Typically no music is placed in the centre speaker, it's mainly in the 2 fronts and a little in the rears. Dialogue is pretty much universally standardised to the centre speaker only.
So if the dialogue is missing or extremely low in this 5.1 broadcast and 5.1 play-through situation then it's likely there's something wrong with your centre channel / speaker volume.
But....
if by "local" commercials you mean cheap. Then it's quite likely that they were only mixed in stereo. If the station sends out a stereo signal only... does your TV simulate surround? If it does, then it's your TV that's not conforming to standards. Turn off the up-mixing and it should play in simple stereo and at the correct levels.

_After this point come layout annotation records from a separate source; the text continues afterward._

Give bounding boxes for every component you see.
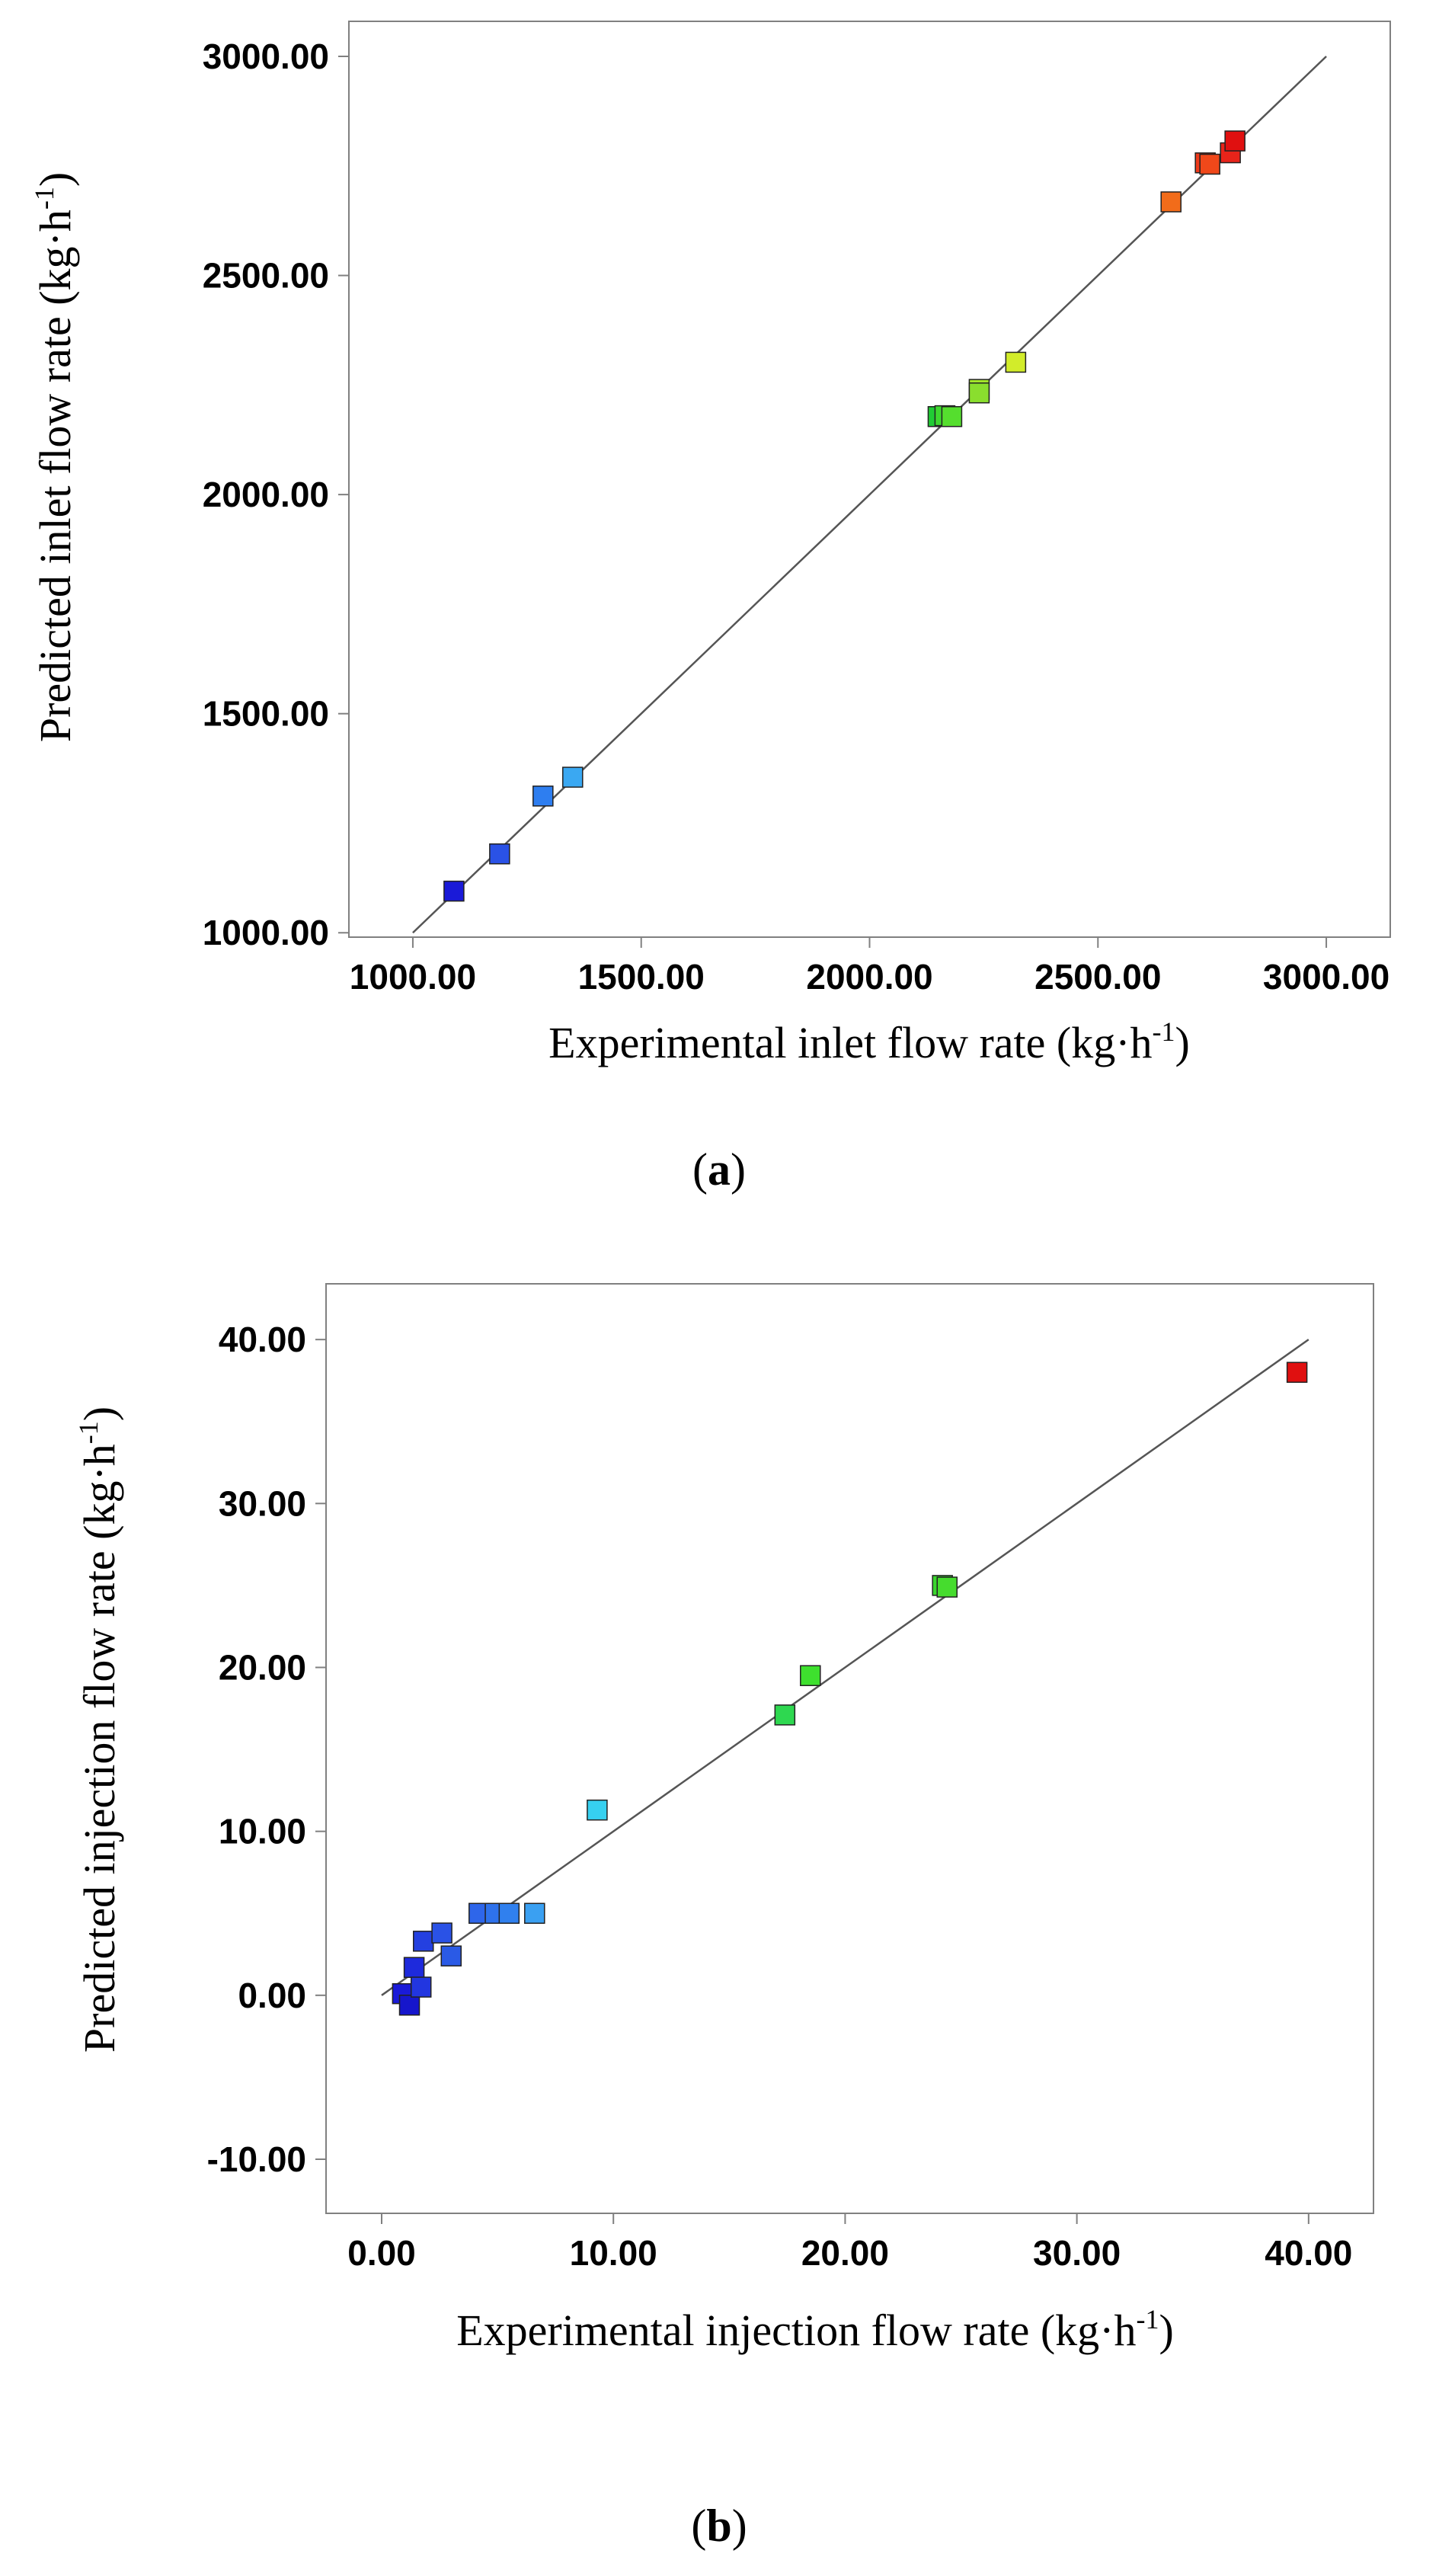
panel-b: 0.00 10.00 20.00 30.00 40.00 -10.00 0.00 10.00…: [73, 1283, 1374, 2551]
data-point-b-11: [587, 1799, 608, 1821]
data-point-a-12: [1199, 153, 1220, 175]
data-point-b-12: [774, 1704, 796, 1726]
y-tick-label-b-1: 0.00: [238, 1976, 306, 2015]
x-tick-label-b-1: 10.00: [570, 2233, 657, 2273]
x-tick-label-a-4: 3000.00: [1263, 957, 1389, 997]
x-tick-label-b-0: 0.00: [347, 2233, 416, 2273]
data-point-b-4: [413, 1931, 434, 1952]
x-tick-label-b-2: 20.00: [801, 2233, 889, 2273]
y-tick-label-b-2: 10.00: [219, 1812, 306, 1851]
data-point-a-10: [1160, 191, 1182, 213]
data-point-b-6: [440, 1945, 462, 1966]
panel-a: 1000.00 1500.00 2000.00 2500.00 3000.00 1000…: [29, 21, 1391, 1195]
y-tick-label-b-5: 40.00: [219, 1320, 306, 1359]
data-point-a-6: [941, 406, 963, 427]
data-point-a-8: [968, 382, 990, 404]
data-point-b-9: [498, 1902, 520, 1924]
y-axis-label-b: Predicted injection flow rate (kg·h-1): [73, 1406, 124, 2053]
x-tick-label-a-3: 2500.00: [1034, 957, 1161, 997]
data-point-a-0: [443, 880, 465, 902]
y-tick-label-b-4: 30.00: [219, 1483, 306, 1523]
y-tick-label-a-2: 2000.00: [203, 475, 329, 514]
panel-caption-b: (b): [691, 2501, 747, 2551]
y-tick-label-b-3: 20.00: [219, 1647, 306, 1687]
panel-caption-a: (a): [692, 1144, 746, 1195]
data-point-b-2: [403, 1957, 425, 1978]
x-tick-label-a-0: 1000.00: [350, 957, 476, 997]
y-tick-label-a-3: 2500.00: [203, 256, 329, 296]
data-point-b-10: [524, 1902, 545, 1924]
data-point-b-5: [431, 1922, 452, 1944]
data-point-b-1: [398, 1994, 421, 2016]
y-axis-label-a: Predicted inlet flow rate (kg·h-1): [29, 172, 80, 742]
x-tick-label-a-2: 2000.00: [806, 957, 932, 997]
reference-line-b: [381, 1339, 1309, 1996]
data-point-b-3: [410, 1976, 432, 1998]
data-point-a-3: [562, 766, 584, 788]
data-point-a-9: [1005, 351, 1027, 373]
data-point-b-15: [936, 1576, 958, 1598]
plot-frame-b: [325, 1283, 1374, 2214]
data-point-b-13: [800, 1665, 821, 1687]
x-tick-label-b-4: 40.00: [1265, 2233, 1352, 2273]
x-tick-label-b-3: 30.00: [1033, 2233, 1121, 2273]
x-axis-label-a: Experimental inlet flow rate (kg·h-1): [548, 1016, 1190, 1067]
data-point-a-1: [489, 843, 510, 865]
y-tick-label-a-1: 1500.00: [203, 694, 329, 734]
data-point-a-2: [532, 786, 554, 807]
x-axis-label-b: Experimental injection flow rate (kg·h-1…: [456, 2304, 1174, 2355]
x-tick-label-a-1: 1500.00: [578, 957, 705, 997]
data-point-b-16: [1286, 1362, 1308, 1383]
y-tick-label-a-0: 1000.00: [203, 913, 329, 952]
data-point-a-14: [1224, 130, 1246, 152]
y-tick-label-b-0: -10.00: [207, 2139, 306, 2179]
y-tick-label-a-4: 3000.00: [203, 37, 329, 76]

2) It's also possible that the local commercials aren't conforming their tracks the same way as other material that is provided to the station.

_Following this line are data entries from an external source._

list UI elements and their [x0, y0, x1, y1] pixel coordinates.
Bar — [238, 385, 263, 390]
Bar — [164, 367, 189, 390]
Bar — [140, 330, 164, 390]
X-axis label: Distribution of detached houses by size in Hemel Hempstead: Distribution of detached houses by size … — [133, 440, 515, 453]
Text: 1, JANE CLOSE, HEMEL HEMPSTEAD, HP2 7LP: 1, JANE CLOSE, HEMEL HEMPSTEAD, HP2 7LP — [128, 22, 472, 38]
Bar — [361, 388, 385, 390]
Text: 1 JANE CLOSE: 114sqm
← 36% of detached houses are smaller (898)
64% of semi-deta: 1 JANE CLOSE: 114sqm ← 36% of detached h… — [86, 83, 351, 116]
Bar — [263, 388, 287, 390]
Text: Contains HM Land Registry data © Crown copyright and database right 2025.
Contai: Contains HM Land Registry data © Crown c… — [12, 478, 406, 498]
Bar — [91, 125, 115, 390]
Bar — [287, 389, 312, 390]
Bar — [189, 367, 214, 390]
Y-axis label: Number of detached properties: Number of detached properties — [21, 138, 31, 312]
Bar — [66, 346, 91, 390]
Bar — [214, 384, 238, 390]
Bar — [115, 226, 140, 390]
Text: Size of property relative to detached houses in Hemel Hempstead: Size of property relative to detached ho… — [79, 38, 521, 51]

The stations tell local commercial producers where and how to put the tracks, but they don't tell 20th century fox, columbia etc... how to arrange tracks for your popular movies / tv shows. Typically it's 1,2 Analog Stereo and 3-8 Dolby E as far as I know.
So it's quite possible that the stations are simply giving the wrong information to local producers.
Or maybe the station is auto down mixing commercials to stereo - and the auto mix settings are wrong,
or maybe the meta data embedded for downmix instructions from the local producers is wrong.
@ushere - I love mixing in surround because it's so easy to avoid mud and keep good separation, making my stereo mixing skills weak :) - Keeping the mix intelligible while keeping the energy levels up in the music is a real pain in the ass.
"The station will want a Dolby E encoded file."
Although not Dolby E, I think many stations would accept encoded AC3 5.1 or 6 ch PCM from Vegas for commercials. I think relatively few ads have SAP. Many in-house commercials are still in stereo.
"The cynical part of me wants to say it's because the advertisers want to milk the time they have left. The even more cynical part wants to say that their not going to stop. "
Amen. There's a loophole that gives them another year if conforming this year would cause financial hardship. I guess we'll see how many of the world's top advertisers are in financial distress around Super Bowl time . . . ;?)